In this case your setup needs a very specific configuration (depends also on some other pararmters). The fact that your gateway uses the same IP range like those public IPs provided to the nodes your router isn’t really routing…thats simple switching. A setup like this would require “bridging” of two different router ports with both using the same IP range. However this is possible but isn’t needed and also requires much more ressources (CPU and memory) on your router as well as specific routing and firewall roules. “routing” between similar nets is used when you want to build a “stealth firewall” (also called “Transparent Filtering Bridge”). I guess thats not what you want to do unless you are trying to intercept your nodes traffic and try to hack workloads delpoyed on your nodes with f. e. a man-in-the-middel-attack.

There is a very simple solution to avoid a setup like this but requires that you DC uplink is established by simple static IP (which is the case in most DCs and also here). If you have to use PPPoE or pptp/L2TP (like a consumer internet connection at most homes) this would not work. Let’s assume your WAN is established by static IP. In this case you just simply attach the WAN uplink provided by the DC to one of your switches and NOT to the WAN-side of your own router. The WAN-side of your router needs than to be attached to the switch too. By doing so your nodes will be able to connect directly to the DC gateway (in the same way your router is connecting its WAN-side to the gateway) without the public IP traffic beeing routed/bridged through your router (bypassing).
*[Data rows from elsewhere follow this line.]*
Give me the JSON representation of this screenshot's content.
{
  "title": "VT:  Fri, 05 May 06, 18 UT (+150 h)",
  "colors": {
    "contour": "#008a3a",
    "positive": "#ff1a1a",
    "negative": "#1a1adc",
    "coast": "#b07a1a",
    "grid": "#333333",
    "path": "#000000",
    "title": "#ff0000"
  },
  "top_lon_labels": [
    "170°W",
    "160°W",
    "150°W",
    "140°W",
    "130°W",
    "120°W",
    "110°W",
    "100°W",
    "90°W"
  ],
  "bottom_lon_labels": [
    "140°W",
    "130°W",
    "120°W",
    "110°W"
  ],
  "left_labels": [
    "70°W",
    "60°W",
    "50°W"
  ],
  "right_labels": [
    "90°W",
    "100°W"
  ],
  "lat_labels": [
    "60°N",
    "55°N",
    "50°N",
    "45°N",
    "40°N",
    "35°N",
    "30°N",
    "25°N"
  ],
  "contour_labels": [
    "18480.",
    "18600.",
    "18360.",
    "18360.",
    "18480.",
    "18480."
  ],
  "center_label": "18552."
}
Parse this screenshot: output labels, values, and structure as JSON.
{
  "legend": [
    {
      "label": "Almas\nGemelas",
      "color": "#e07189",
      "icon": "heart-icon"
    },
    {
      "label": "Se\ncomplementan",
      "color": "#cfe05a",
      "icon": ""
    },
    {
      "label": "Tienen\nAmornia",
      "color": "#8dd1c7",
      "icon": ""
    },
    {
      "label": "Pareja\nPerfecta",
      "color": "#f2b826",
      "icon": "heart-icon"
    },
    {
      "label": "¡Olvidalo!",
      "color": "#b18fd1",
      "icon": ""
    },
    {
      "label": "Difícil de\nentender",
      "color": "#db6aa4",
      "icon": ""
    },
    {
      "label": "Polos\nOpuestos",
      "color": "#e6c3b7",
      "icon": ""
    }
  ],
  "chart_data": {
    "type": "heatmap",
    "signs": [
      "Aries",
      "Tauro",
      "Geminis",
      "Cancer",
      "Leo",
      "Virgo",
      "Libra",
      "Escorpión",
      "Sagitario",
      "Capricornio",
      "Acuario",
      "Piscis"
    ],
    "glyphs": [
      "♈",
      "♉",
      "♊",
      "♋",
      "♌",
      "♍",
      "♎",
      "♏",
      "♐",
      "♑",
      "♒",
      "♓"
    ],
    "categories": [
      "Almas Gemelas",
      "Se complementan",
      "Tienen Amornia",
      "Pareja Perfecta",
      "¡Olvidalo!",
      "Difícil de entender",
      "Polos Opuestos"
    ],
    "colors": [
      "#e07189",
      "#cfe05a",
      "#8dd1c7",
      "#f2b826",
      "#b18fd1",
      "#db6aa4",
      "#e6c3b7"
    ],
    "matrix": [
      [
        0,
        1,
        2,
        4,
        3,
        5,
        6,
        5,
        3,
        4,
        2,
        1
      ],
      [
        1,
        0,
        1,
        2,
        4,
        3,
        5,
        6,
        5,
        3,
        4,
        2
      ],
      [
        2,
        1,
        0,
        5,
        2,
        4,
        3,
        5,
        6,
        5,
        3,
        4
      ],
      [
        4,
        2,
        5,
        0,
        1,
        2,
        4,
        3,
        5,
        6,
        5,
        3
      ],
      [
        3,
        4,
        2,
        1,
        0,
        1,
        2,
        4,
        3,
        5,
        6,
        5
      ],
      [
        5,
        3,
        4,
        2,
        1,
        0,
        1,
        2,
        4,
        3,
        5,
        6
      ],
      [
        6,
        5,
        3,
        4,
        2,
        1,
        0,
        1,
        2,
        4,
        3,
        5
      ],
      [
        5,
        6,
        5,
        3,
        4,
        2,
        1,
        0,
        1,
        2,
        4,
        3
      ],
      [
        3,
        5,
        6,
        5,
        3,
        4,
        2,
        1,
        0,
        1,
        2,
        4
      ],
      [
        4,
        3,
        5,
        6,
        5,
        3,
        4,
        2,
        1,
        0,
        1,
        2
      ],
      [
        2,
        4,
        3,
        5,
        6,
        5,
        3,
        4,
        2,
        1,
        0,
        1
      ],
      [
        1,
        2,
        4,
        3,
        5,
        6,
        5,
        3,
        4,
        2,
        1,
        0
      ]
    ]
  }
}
With a network configured like this it is absoultly not important on which ports you connect which nic of your nodes. You can just randomly plug them anywhere. But (!) with one restriction: the DC uplink must use a static IP. Dynamic IP would also not work because you would then have two DHCP servers in the same physical network (the one from the DC and your own router).

Looks like this…

PS: If you are using any kind of LOM you should NOT connect those interaces to the switch where your WAN uplink is going to, because you would expose the LOM interfaces diretcly to the web.

Mik · January 19, 2023, 7:41pm

Amazing advice and wisdom here @Dany

Dany · January 20, 2023, 1:01pm

@teisie: would love to know if this works out for you.

Pretty sure @weynandkuijpers can check after you have reconfigured the setup

weynandkuijpers · January 23, 2023, 7:01am

I will, thank you @Dany for all the extended insights and help!

Dany · January 23, 2023, 11:34am

@teisie: in addition to yesterdays call here is the post on how to assign fixed public IPs on a 3node via Polkadot UI:

teisie · February 1, 2023, 8:09pm

Just went to the DC and this is the config:

So the public is completely separated of the private part.

But unfortunately still not working

Dany · February 2, 2023, 8:42am

the setup definitly should work!! When the router is connected to the internet/gateway with static public IP settings on its wan-side, then every other host that is connected to the “switch 2” should be online too.

Are you sure that the IP block is routed correctly?

can you ping the wan side of your router from outside the DC? (the router needs to be configured to respond on wan side pings).

Dany · February 2, 2023, 9:23am

You need to talk to the DC guys…looks like there is something weird with the routing.

This is the result of a trace route to 87.251.36.1

and this is the result of a trace route to 87.251.36.7

as you can see… the request is hopping on different hosts in between. this is not normal for plain routing of a /24 net.

teisie · February 2, 2023, 6:08pm

The weird thing is i tried a server with a static public IP to test the IPs, and it was perfectly working. It just seems the public NIC doesn’t get a static. Can i check somewhere if a NIC got a static ip thru the deployment or anywhere?

Could it be my DC doesn’t automaticly allow SSH port 22?

Dany · February 2, 2023, 6:27pm

That’s impossible. Apart from… the public IP on the 3node should at least respond to pings.